PD-L1 co-stimulation contributes to ligand-induced T cell receptor down-modulation on CD8+ T cells

Abstract

T cell receptor (TCR) down-modulation after antigen presentation is a fundamental process that regulates TCR signal transduction. Current understanding of this process is that intrinsic TCR/CD28 signal transduction leads to TCR down-modulation. Here, we show that the interaction between programmed cell death 1 ligand 1 (PD-L1) on dendritic cells (DCs) and programmed death 1 (PD-1) on CD8 T cells contributes to ligand-induced TCR down-modulation. We provide evidence that this occurs via Casitas B-lymphoma (Cbl)-b E3 ubiquitin ligase up-regulation in CD8 T cells.
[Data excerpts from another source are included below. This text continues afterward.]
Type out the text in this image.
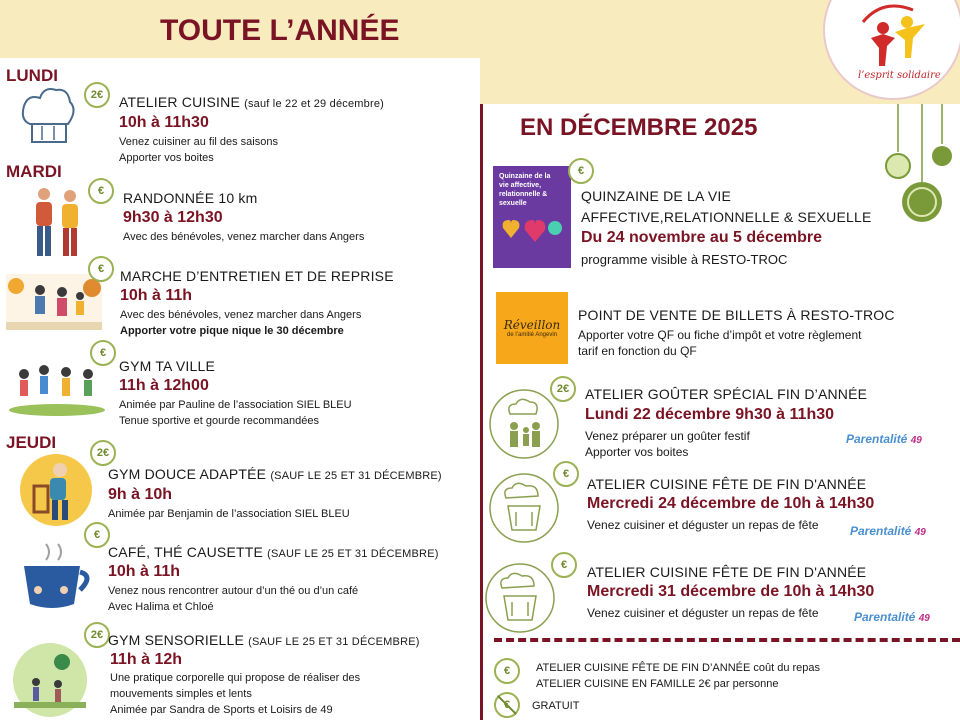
TOUTE L’ANNÉE
l’esprit solidaire
LUNDI
2€	ATELIER CUISINE (sauf le 22 et 29 décembre)
10h à 11h30
Venez cuisiner au fil des saisons
Apporter vos boites
MARDI
€	RANDONNÉE 10 km
9h30 à 12h30
Avec des bénévoles, venez marcher dans Angers
€	MARCHE D’ENTRETIEN ET DE REPRISE
10h à 11h
Avec des bénévoles, venez marcher dans Angers
Apporter votre pique nique le 30 décembre
€
GYM TA VILLE
11h à 12h00
Animée par Pauline de l’association SIEL BLEU
Tenue sportive et gourde recommandées
JEUDI
2€
GYM DOUCE ADAPTÉE (SAUF LE 25 ET 31 DÉCEMBRE)
9h à 10h
Animée par Benjamin de l’association SIEL BLEU
€
CAFÉ, THÉ CAUSETTE (SAUF LE 25 ET 31 DÉCEMBRE)
10h à 11h
Venez nous rencontrer autour d’un thé ou d’un café
Avec Halima et Chloé
2€ GYM SENSORIELLE (SAUF LE 25 ET 31 DÉCEMBRE)
11h à 12h
Une pratique corporelle qui propose de réaliser des
mouvements simples et lents
Animée par Sandra de Sports et Loisirs de 49
EN DÉCEMBRE 2025
Quinzaine de la vie affective, relationnelle & sexuelle
€
QUINZAINE DE LA VIE
AFFECTIVE,RELATIONNELLE & SEXUELLE
Du 24 novembre au 5 décembre
programme visible à RESTO-TROC
Réveillon
de l’amitié Angevin
POINT DE VENTE DE BILLETS À RESTO-TROC
Apporter votre QF ou fiche d’impôt et votre règlement
tarif en fonction du QF
2€	ATELIER GOÛTER SPÉCIAL FIN D’ANNÉE
Lundi 22 décembre 9h30 à 11h30
Venez préparer un goûter festif
Apporter vos boites
Parentalité 49
€
ATELIER CUISINE FÊTE DE FIN D'ANNÉE
Mercredi 24 décembre de 10h à 14h30
Venez cuisiner et déguster un repas de fête	Parentalité 49
€	ATELIER CUISINE FÊTE DE FIN D'ANNÉE
Mercredi 31 décembre de 10h à 14h30
Venez cuisiner et déguster un repas de fête	Parentalité 49
€	ATELIER CUISINE FÊTE DE FIN D’ANNÉE coût du repas
ATELIER CUISINE EN FAMILLE 2€ par personne
GRATUIT
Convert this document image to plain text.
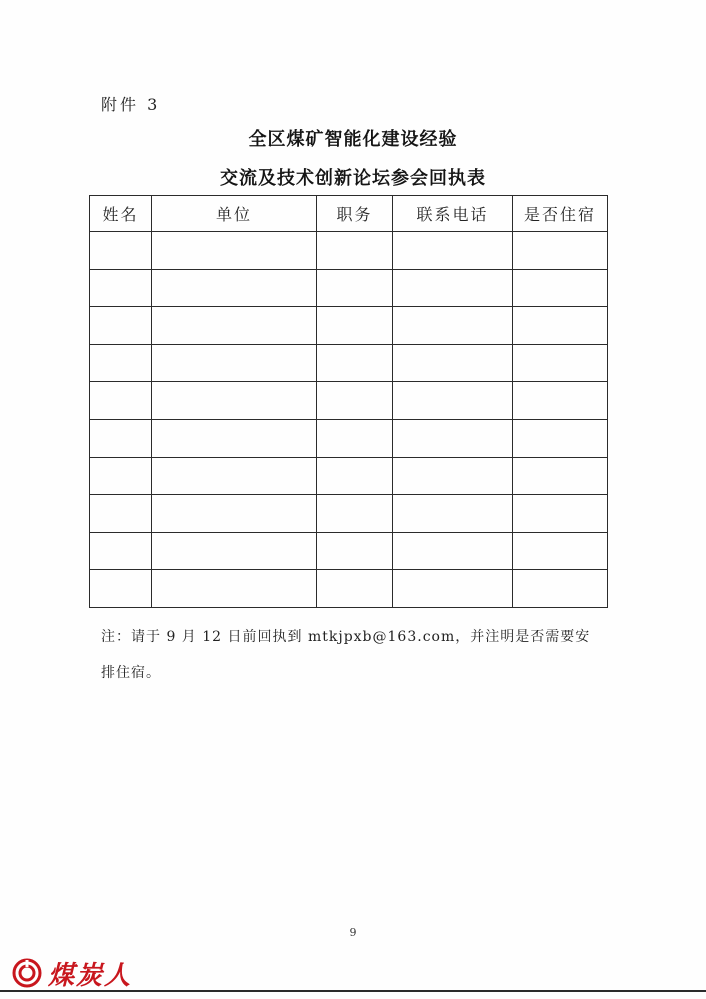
附件 3
全区煤矿智能化建设经验
交流及技术创新论坛参会回执表
姓名	单位	职务	联系电话	是否住宿

注：请于 9 月 12 日前回执到 mtkjpxb@163.com，并注明是否需要安
排住宿。
9
煤炭人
Interference with PD-L1/PD-1 signalling markedly inhibits TCR down-modulation leading to hyper-activated, proliferative CD8 T cells as assessed in vitro and in vivo in an arthritis model. PD-L1 silencing accelerates anti-tumour immune responses and strongly potentiates DC anti-tumour capacities, when combined with mitogen-activated kinase (MAPK) modulators that promote DC activation.
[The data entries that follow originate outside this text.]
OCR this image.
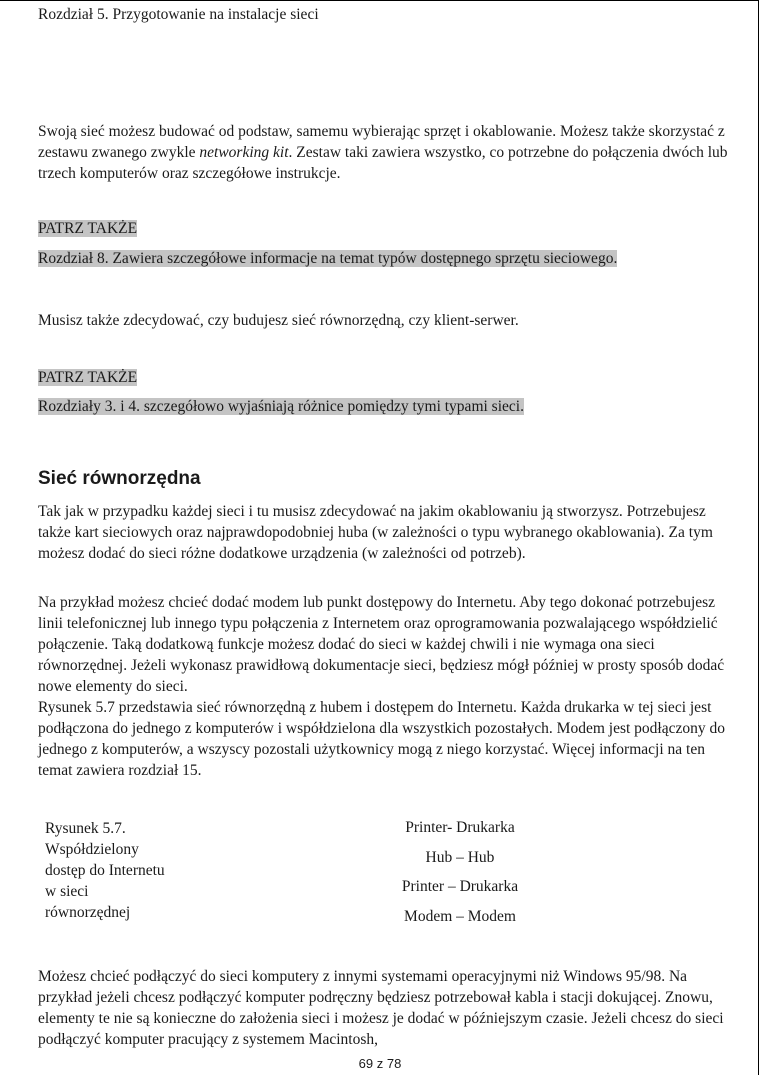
Rozdział 5. Przygotowanie na instalacje sieci

Swoją sieć możesz budować od podstaw, samemu wybierając sprzęt i okablowanie. Możesz także skorzystać z zestawu zwanego zwykle networking kit. Zestaw taki zawiera wszystko, co potrzebne do połączenia dwóch lub trzech komputerów oraz szczegółowe instrukcje.

PATRZ TAKŻE
Rozdział 8. Zawiera szczegółowe informacje na temat typów dostępnego sprzętu sieciowego.

Musisz także zdecydować, czy budujesz sieć równorzędną, czy klient-serwer.

PATRZ TAKŻE
Rozdziały 3. i 4. szczegółowo wyjaśniają różnice pomiędzy tymi typami sieci.
Sieć równorzędna

Tak jak w przypadku każdej sieci i tu musisz zdecydować na jakim okablowaniu ją stworzysz. Potrzebujesz także kart sieciowych oraz najprawdopodobniej huba (w zależności o typu wybranego okablowania). Za tym możesz dodać do sieci różne dodatkowe urządzenia (w zależności od potrzeb).

Na przykład możesz chcieć dodać modem lub punkt dostępowy do Internetu. Aby tego dokonać potrzebujesz linii telefonicznej lub innego typu połączenia z Internetem oraz oprogramowania pozwalającego współdzielić połączenie. Taką dodatkową funkcje możesz dodać do sieci w każdej chwili i nie wymaga ona sieci równorzędnej. Jeżeli wykonasz prawidłową dokumentacje sieci, będziesz mógł później w prosty sposób dodać nowe elementy do sieci.

Rysunek 5.7 przedstawia sieć równorzędną z hubem i dostępem do Internetu. Każda drukarka w tej sieci jest podłączona do jednego z komputerów i współdzielona dla wszystkich pozostałych. Modem jest podłączony do jednego z komputerów, a wszyscy pozostali użytkownicy mogą z niego korzystać. Więcej informacji na ten temat zawiera rozdział 15.

Rysunek 5.7. Współdzielony dostęp do Internetu w sieci równorzędnej

Printer- Drukarka
Hub – Hub
Printer – Drukarka
Modem – Modem

Możesz chcieć podłączyć do sieci komputery z innymi systemami operacyjnymi niż Windows 95/98. Na przykład jeżeli chcesz podłączyć komputer podręczny będziesz potrzebował kabla i stacji dokującej. Znowu, elementy te nie są konieczne do założenia sieci i możesz je dodać w późniejszym czasie. Jeżeli chcesz do sieci podłączyć komputer pracujący z systemem Macintosh,

69 z 78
Figure 1. PD-L1 silencing in antigen presenting DCs inhibits TCR down-modulation in CD8⁺ T cells

1. Lentivector co-delivery platform of IiOVA with shRNA-p5 (top). IiOVA expression (immunoblot, lower left) and GFP expression (graph, right).
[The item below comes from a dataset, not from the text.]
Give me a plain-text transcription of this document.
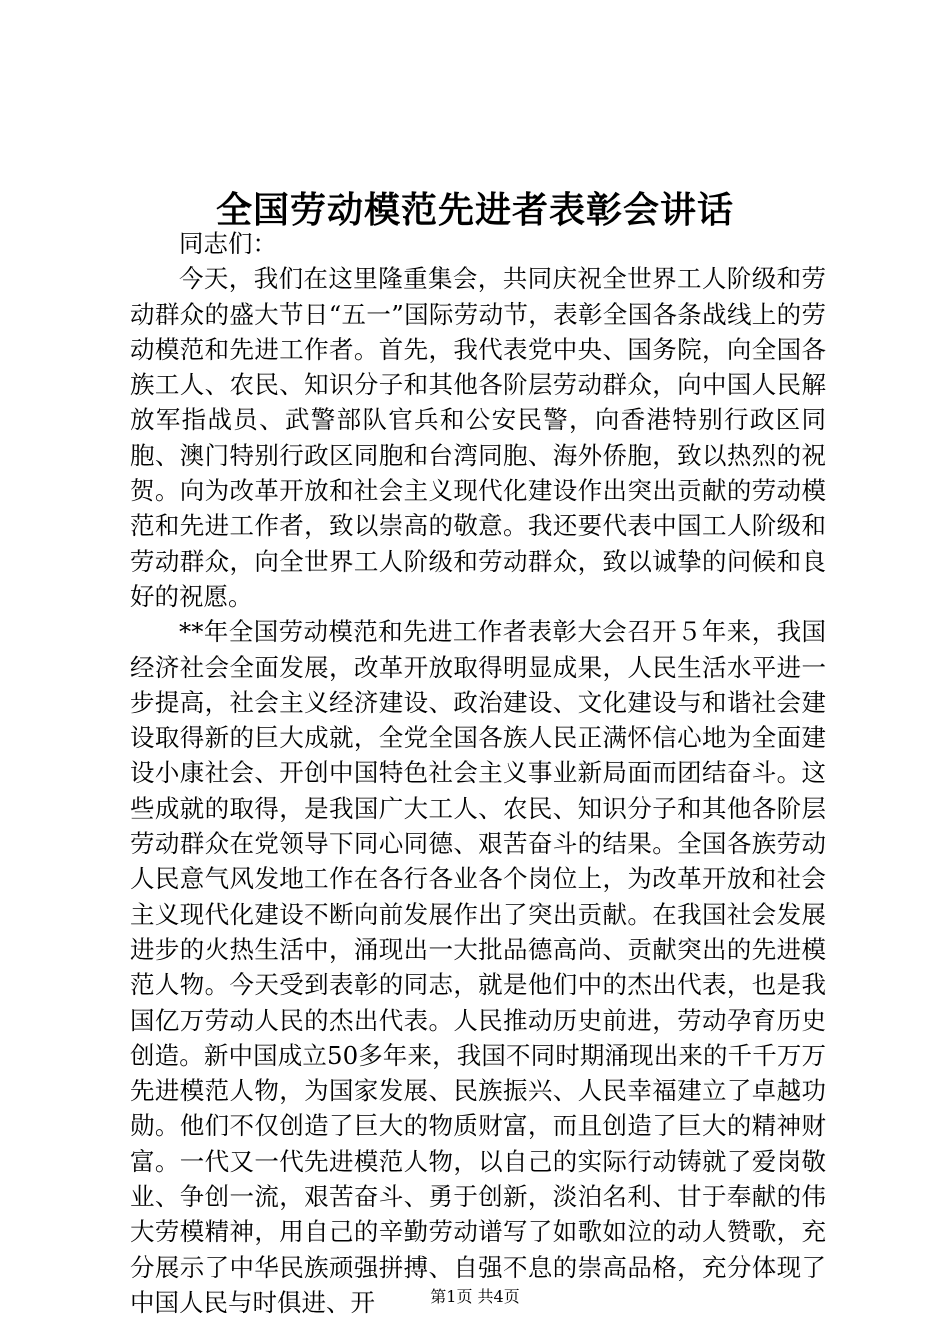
全国劳动模范先进者表彰会讲话

同志们：

今天，我们在这里隆重集会，共同庆祝全世界工人阶级和劳动群众的盛大节日“五一”国际劳动节，表彰全国各条战线上的劳动模范和先进工作者。首先，我代表党中央、国务院，向全国各族工人、农民、知识分子和其他各阶层劳动群众，向中国人民解放军指战员、武警部队官兵和公安民警，向香港特别行政区同胞、澳门特别行政区同胞和台湾同胞、海外侨胞，致以热烈的祝贺。向为改革开放和社会主义现代化建设作出突出贡献的劳动模范和先进工作者，致以崇高的敬意。我还要代表中国工人阶级和劳动群众，向全世界工人阶级和劳动群众，致以诚挚的问候和良好的祝愿。

**年全国劳动模范和先进工作者表彰大会召开５年来，我国经济社会全面发展，改革开放取得明显成果，人民生活水平进一步提高，社会主义经济建设、政治建设、文化建设与和谐社会建设取得新的巨大成就，全党全国各族人民正满怀信心地为全面建设小康社会、开创中国特色社会主义事业新局面而团结奋斗。这些成就的取得，是我国广大工人、农民、知识分子和其他各阶层劳动群众在党领导下同心同德、艰苦奋斗的结果。全国各族劳动人民意气风发地工作在各行各业各个岗位上，为改革开放和社会主义现代化建设不断向前发展作出了突出贡献。在我国社会发展进步的火热生活中，涌现出一大批品德高尚、贡献突出的先进模范人物。今天受到表彰的同志，就是他们中的杰出代表，也是我国亿万劳动人民的杰出代表。人民推动历史前进，劳动孕育历史创造。新中国成立50多年来，我国不同时期涌现出来的千千万万先进模范人物，为国家发展、民族振兴、人民幸福建立了卓越功勋。他们不仅创造了巨大的物质财富，而且创造了巨大的精神财富。一代又一代先进模范人物，以自己的实际行动铸就了爱岗敬业、争创一流，艰苦奋斗、勇于创新，淡泊名利、甘于奉献的伟大劳模精神，用自己的辛勤劳动谱写了如歌如泣的动人赞歌，充分展示了中华民族顽强拼搏、自强不息的崇高品格，充分体现了中国人民与时俱进、开	第1页 共4页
2. Association between lentivector transduced DCs and antigen specific OT-I cells as indicated. Associated DC-T cells were quantified by microscopy.

3. Surface expression of transgenic OVA TCR chains in OT-I cells co-cultured for 4 days with DCs transduced with the indicated lentivectors (top). Transgenic OT-I cells are Vβ5.1.5.2^high and Vα2.1^high (circles), the their percentages shown within the gate.

4. As in (C), but plotting transgenic OVA-specific TCR surface expression in OT-I CD8⁺ T cells co-cultured with the indicated transduced DCs (bottom), as a bar graph with error bars (standard deviations). ***, highly significant differences.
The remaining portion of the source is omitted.